The language around DACA has made it a lot more polarizing as an issue than it should be. There’s a reason for that, so we need to talk through the basics.
The DACA program involves people who came here at an age when they had no control, who have lived their lives here, who haven’t done anything wrong, and who have enough education to be (as much as can we can tell) on a path to contributing to the economy. Obviously that just talks about the people, not the issues surrounding them.
The primary issue is what this says about immigration. The answer is actually not much.
– This isn’t saying anything about open borders. No one on any side is supporting that.
– This isn’t letting the parents on or off the hook. That’s a tricky question, but no one is making them citizens. The parents are not the issue.
– This isn’t giving future waves of immigrants a reason to come here. By now this is anything but a sure thing, and there are plenty of other reasons for people to come.
– This isn’t an attack on the rule of law. It’s a case of clemency like any other, where there are arguments for and against. They didn’t deliberately break the law and have thus far been decent people.
– Most of the stated concerns about foreign immigration don’t apply here. They’re not culturally different, they speak English, they haven’t taken anyone’s jobs away, and they personally haven’t broken the law. Their departure is not going to make other peoples’ lives better.
– As for the most basic argument—that’s 700,000 more immigrants we don’t need—the fact is that most of the population fits the category of people whose ancestors came from places where they weren’t on the top of the heap.
What is true is that deporting them is enough of a moral issue that we ought to think about it. We are talking about sending people to a country they don’t know with a language they don’t speak and washing our hands of the whole affair. There is no actual hurt from these people. Most of the country doesn’t seem to want that, but it seems we’re doing it because we can.

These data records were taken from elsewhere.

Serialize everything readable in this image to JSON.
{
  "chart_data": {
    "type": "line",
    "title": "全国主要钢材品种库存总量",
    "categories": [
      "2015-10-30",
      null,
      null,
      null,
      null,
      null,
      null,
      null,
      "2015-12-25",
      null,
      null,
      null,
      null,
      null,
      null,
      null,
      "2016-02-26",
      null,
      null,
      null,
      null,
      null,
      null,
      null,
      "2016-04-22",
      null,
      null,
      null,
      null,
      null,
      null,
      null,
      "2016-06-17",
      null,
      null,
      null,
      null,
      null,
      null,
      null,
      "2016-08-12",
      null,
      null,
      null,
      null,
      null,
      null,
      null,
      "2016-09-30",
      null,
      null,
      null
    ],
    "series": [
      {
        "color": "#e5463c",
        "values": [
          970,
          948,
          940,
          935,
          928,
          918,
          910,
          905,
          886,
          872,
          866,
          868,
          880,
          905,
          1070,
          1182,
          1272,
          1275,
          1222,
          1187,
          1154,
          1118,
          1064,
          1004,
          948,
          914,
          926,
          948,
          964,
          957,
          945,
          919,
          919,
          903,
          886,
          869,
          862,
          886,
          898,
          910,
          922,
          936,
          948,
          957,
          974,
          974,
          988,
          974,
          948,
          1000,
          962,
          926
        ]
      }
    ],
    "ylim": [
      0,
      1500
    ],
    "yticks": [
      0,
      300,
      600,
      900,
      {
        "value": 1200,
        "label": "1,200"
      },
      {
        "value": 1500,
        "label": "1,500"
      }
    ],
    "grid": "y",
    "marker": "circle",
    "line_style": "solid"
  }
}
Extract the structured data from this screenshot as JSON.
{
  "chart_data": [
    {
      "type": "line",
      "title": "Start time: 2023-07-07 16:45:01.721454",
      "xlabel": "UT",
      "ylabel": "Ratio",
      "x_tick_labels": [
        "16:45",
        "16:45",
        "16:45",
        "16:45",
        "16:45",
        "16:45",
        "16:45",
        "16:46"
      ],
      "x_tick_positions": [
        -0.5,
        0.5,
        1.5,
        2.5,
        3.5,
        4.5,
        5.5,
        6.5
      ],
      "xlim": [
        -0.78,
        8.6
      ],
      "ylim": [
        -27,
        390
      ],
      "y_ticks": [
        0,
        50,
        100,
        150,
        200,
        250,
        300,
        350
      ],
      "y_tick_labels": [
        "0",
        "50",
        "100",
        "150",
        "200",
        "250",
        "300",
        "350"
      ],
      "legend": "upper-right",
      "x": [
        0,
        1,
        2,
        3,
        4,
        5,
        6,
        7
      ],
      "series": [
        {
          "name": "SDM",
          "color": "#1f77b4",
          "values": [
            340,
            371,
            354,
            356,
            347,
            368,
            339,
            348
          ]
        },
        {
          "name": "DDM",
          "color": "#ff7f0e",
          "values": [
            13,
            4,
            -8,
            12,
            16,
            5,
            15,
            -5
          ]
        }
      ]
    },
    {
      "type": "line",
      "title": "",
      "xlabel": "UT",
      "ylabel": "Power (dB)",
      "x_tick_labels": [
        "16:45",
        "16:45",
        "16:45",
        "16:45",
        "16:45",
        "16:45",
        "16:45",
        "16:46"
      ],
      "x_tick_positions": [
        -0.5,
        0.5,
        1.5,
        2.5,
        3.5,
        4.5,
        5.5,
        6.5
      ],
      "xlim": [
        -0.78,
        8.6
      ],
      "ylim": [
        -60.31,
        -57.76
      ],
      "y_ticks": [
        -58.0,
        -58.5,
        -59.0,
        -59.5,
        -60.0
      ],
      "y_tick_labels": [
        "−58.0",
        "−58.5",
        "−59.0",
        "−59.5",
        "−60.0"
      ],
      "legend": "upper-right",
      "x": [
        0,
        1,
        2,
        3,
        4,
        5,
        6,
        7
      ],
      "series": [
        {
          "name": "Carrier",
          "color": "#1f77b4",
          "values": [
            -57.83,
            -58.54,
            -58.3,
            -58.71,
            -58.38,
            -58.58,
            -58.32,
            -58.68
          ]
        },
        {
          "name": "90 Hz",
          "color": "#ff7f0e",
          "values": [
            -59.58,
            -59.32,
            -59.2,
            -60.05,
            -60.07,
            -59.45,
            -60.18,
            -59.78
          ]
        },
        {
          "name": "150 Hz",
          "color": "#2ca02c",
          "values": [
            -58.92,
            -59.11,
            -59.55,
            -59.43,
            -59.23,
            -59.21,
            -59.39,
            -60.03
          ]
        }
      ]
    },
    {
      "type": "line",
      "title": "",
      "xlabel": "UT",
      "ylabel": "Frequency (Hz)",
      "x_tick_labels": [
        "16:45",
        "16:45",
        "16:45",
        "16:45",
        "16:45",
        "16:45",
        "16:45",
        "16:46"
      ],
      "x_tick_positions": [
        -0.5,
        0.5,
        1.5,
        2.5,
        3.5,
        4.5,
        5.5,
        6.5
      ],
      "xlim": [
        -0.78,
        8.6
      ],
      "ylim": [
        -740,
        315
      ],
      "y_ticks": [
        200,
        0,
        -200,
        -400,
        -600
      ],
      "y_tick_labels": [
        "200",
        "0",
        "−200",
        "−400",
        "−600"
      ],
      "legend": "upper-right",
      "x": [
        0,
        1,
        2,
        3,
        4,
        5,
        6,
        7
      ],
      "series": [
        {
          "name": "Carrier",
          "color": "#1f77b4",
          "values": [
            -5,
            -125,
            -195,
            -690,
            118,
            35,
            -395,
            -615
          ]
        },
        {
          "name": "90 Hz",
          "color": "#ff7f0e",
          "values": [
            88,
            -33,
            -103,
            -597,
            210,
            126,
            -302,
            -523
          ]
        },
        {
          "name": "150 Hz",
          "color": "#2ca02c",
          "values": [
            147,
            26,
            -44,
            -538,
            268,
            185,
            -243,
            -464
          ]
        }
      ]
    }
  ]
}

What kind of a country does that? There’s an answer to that question, step-by-step:
– It’s a country where immigration officials have been encouraged to treat anyone who comes through their hands as a potential criminal without rights.
– It’s a country that’s doing everything possible to give up on support of the poor.
– It’s a country actively backing away from support of education, healthcare, social security, and the middle class just generally.
– It’s a country moving toward a level of inequality unheard-of since the 19th century—where slogans about benefits for everyone are as false now as they were then.
It’s no accident that such a country would want to demonize the DACA people. The less people think about human consequences the better. Let the others think it’s still their country.
We should think carefully about the DACA people. They’re not the right targets for outrage. And it’s not just about them.